En intégrant l’ESLSCA en 1989, je ne savais absolument pas ce que je voulais faire. L’inspiration est venue lors d’un cours d’amphi de droit pénal des affaires de Maître Bianca Lauret, avocate au barreau de Paris, qui m’a totalement passionnée.

Je me souviens m’être dit que je voulais absolument poursuivre dans cette voie, que j’aimais l’esprit et la rigueur intellectuelle des matières juridiques que je découvrais. J’ai donc choisi l’option juridique et fiscale en troisième année puis ce professeur m’a aidée à constituer un dossier pour poursuivre le droit à l’Université.

 

Acceptée après l’école en équivalence maîtrise, j’y ai suivi un double cursus de droit des affaires (troisième cycle alors appelé DESS, doublé d'un DJCE) puis, diplômes en poche, j’ai passé le concours du Barreau de Paris que j’ai réussi la même année.

J’ai alors intégré l’école de formation à la profession d’avocat (CFPA) puis prêté serment. Pendant quasiment vingt ans, j'ai exercé cette profession en cabinet, les premières années en droit des affaires, puis très rapidement en droit du travail (côté salarié) puis en droit de la famille, mes dossiers me menant progressivement à la défense des femmes et de l’enfance en danger.

J’ai quasiment exclusivement travaillé en judiciaire, civil et pénal, plaidant la cause des femmes devant les Tribunaux et les Cours d’Appel.


J’ai vite compris que mon intérêt pour le raisonnement intellectuel et la pratique judiciaire était doublé d’un besoin de défendre les plus vulnérables, et que la connaissance du droit avait le pouvoir de réparer certaines injustices et certains traumatismes.
Bien avant le mouvement #MeeToo et la création de la CIIVISE, j’étais au coeur de ces questions et mon quotidien était imprégné des violences faites aux victimes, femmes et enfants, à qui je tentais de donner une voix.

 

Mon parcours est donc né d’une inspiration et d’une rencontre.

 

 

 

2) Parle-nous de toi et de ton virage vers la voie d’artiste peintre et photographe ?

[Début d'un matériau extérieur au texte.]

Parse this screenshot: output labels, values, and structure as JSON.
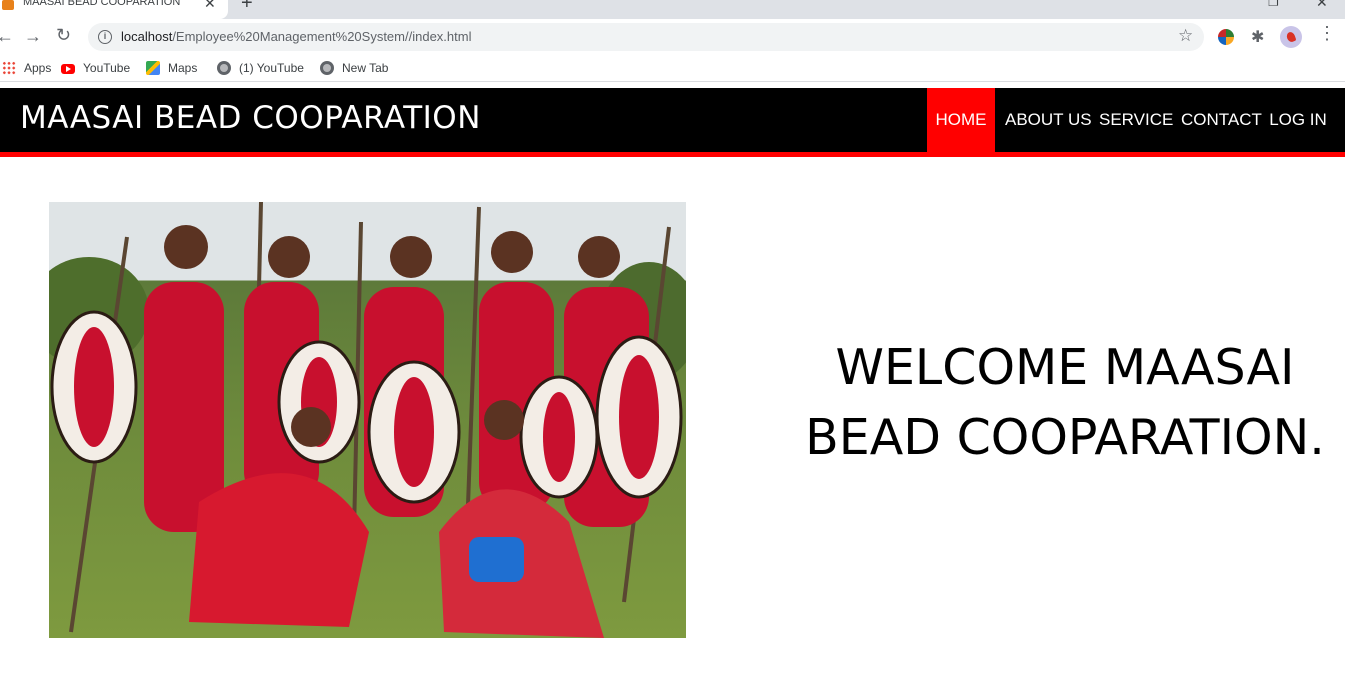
{
  "browser": {
    "tab_title": "MAASAI BEAD COOPARATION",
    "tab_close": "✕",
    "new_tab": "+",
    "url_host": "localhost",
    "url_path": "/Employee%20Management%20System//index.html",
    "bookmarks": [
      {
        "label": "Apps",
        "icon": "apps-grid-icon"
      },
      {
        "label": "YouTube",
        "icon": "youtube-icon"
      },
      {
        "label": "Maps",
        "icon": "maps-icon"
      },
      {
        "label": "(1) YouTube",
        "icon": "globe-icon"
      },
      {
        "label": "New Tab",
        "icon": "globe-icon"
      }
    ]
  },
  "site": {
    "title": "MAASAI BEAD COOPARATION",
    "nav": [
      {
        "label": "HOME",
        "active": true
      },
      {
        "label": "ABOUT US",
        "active": false
      },
      {
        "label": "SERVICE",
        "active": false
      },
      {
        "label": "CONTACT",
        "active": false
      },
      {
        "label": "LOG IN",
        "active": false
      }
    ],
    "welcome_line1": "WELCOME MAASAI",
    "welcome_line2": "BEAD COOPARATION."
  },
  "colors": {
    "header_bg": "#000000",
    "accent": "#ff0000",
    "text_light": "#ffffff"
  }
}
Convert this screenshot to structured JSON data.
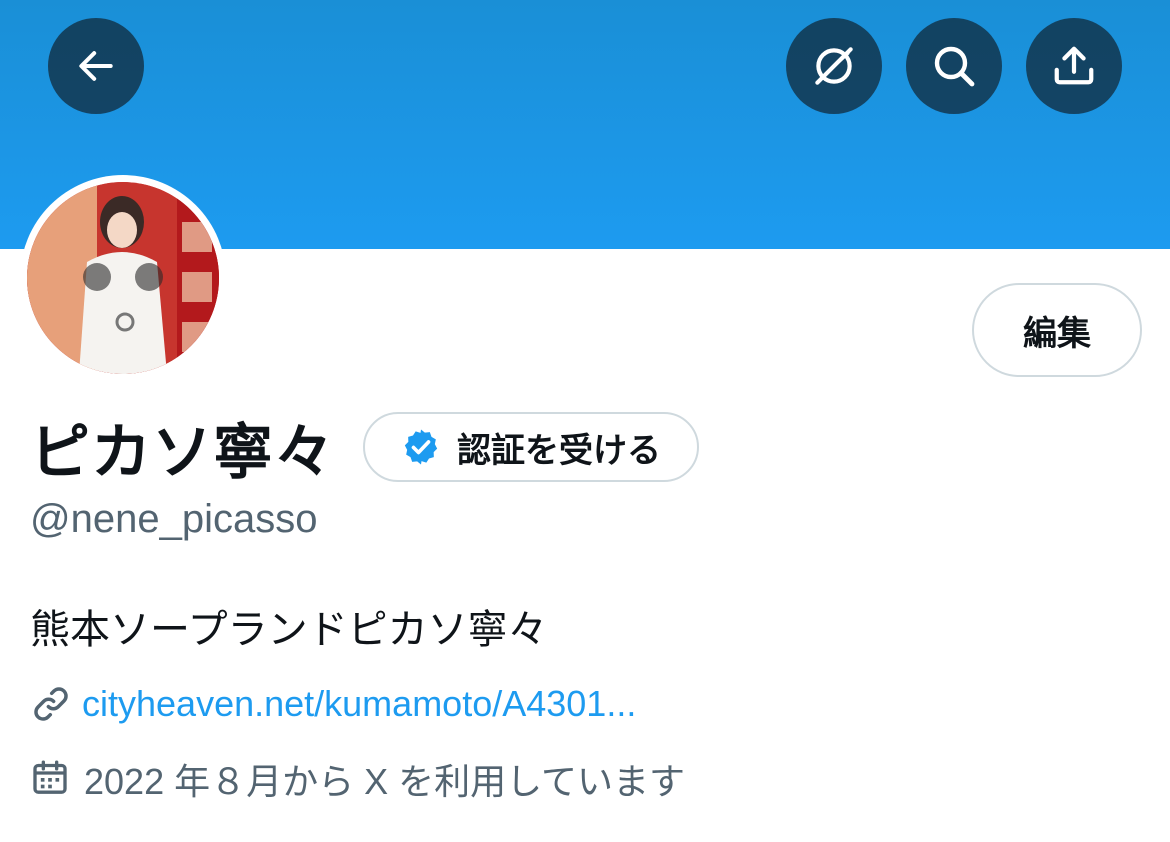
{
  "header": {
    "back_icon": "arrow-left-icon",
    "explore_icon": "compass-icon",
    "search_icon": "search-icon",
    "share_icon": "share-upload-icon",
    "banner_color": "#1d9bf0"
  },
  "profile": {
    "edit_label": "編集",
    "display_name": "ピカソ寧々",
    "verify_label": "認証を受ける",
    "verify_badge_icon": "verified-badge-icon",
    "handle": "@nene_picasso",
    "bio": "熊本ソープランドピカソ寧々",
    "link_icon": "link-icon",
    "link_text": "cityheaven.net/kumamoto/A4301...",
    "calendar_icon": "calendar-icon",
    "joined_text": "2022 年８月から X を利用しています"
  },
  "colors": {
    "accent": "#1d9bf0",
    "text_primary": "#0f1419",
    "text_secondary": "#536471",
    "border": "#cfd9de"
  }
}
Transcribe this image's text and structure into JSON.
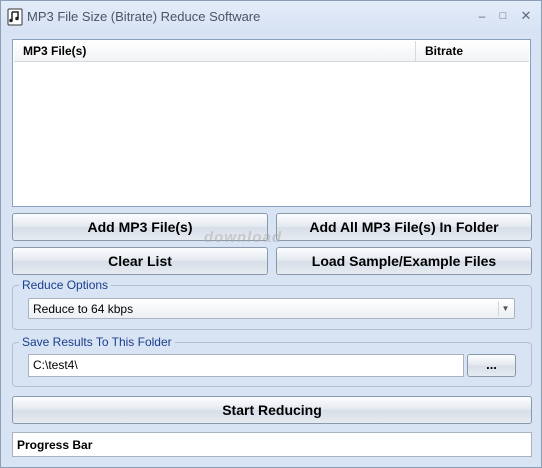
{
  "window": {
    "title": "MP3 File Size (Bitrate) Reduce Software"
  },
  "file_list": {
    "columns": [
      "MP3 File(s)",
      "Bitrate"
    ],
    "rows": []
  },
  "buttons": {
    "add_files": "Add MP3 File(s)",
    "add_folder": "Add All MP3 File(s) In Folder",
    "clear_list": "Clear List",
    "load_samples": "Load Sample/Example Files",
    "browse": "...",
    "start": "Start Reducing"
  },
  "reduce_options": {
    "label": "Reduce Options",
    "selected": "Reduce to 64 kbps"
  },
  "save_folder": {
    "label": "Save Results To This Folder",
    "value": "C:\\test4\\"
  },
  "progress": {
    "label": "Progress Bar",
    "value": 0
  },
  "watermark": {
    "text": "download"
  }
}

J’étais toujours passionnée quand j’ai quitté la profession d’avocate. La défense des femmes que j’ai assurée était souvent complexe, éprouvante, exigeante, les victimes occupaient une grande partie de ma vie, et leur combat n’était pas conciliable avec un temps restreint ou une énergie partielle ou partagée.


Je vivais avec trois enfants en bas âge et mon quotidien était schizophrénique !


De plus, parallèlement et depuis toujours, j’avais une sensibilité pour la peinture dans l’art et pour l’art de peindre. Je courrais les expositions, dévorais les essais sur l’art et peignais en autodidacte des toiles et compositions abstraites.
Après avoir vainement tenté d’allier mes deux passions, celle pour le droit et celle pour la peinture, j’ai su qu’un choix s’imposait à moi.
J’ai choisi l’art, ai postulé auprès de plusieurs écoles et ai été acceptée à l’Ecole d’Art Mural de Versailles où j’ai appris toutes les bases et techniques académiques de peinture décorative.
M’affranchissant par la suite de celles-ci pour révéler un regard plus contemporain, en lien avec mon goût pour l’abstraction, je me suis installée comme peintre en décor et ai composé chez mes clients des murs matiérés et vivants, créations uniques et originales constituées de pigments, de sables, d'enduits et d'oxydations.
J’utilisais alors de nombreuses photographies de « matières » que j’avais prises lors de voyages et qui m’inspiraient pour ma peinture murale.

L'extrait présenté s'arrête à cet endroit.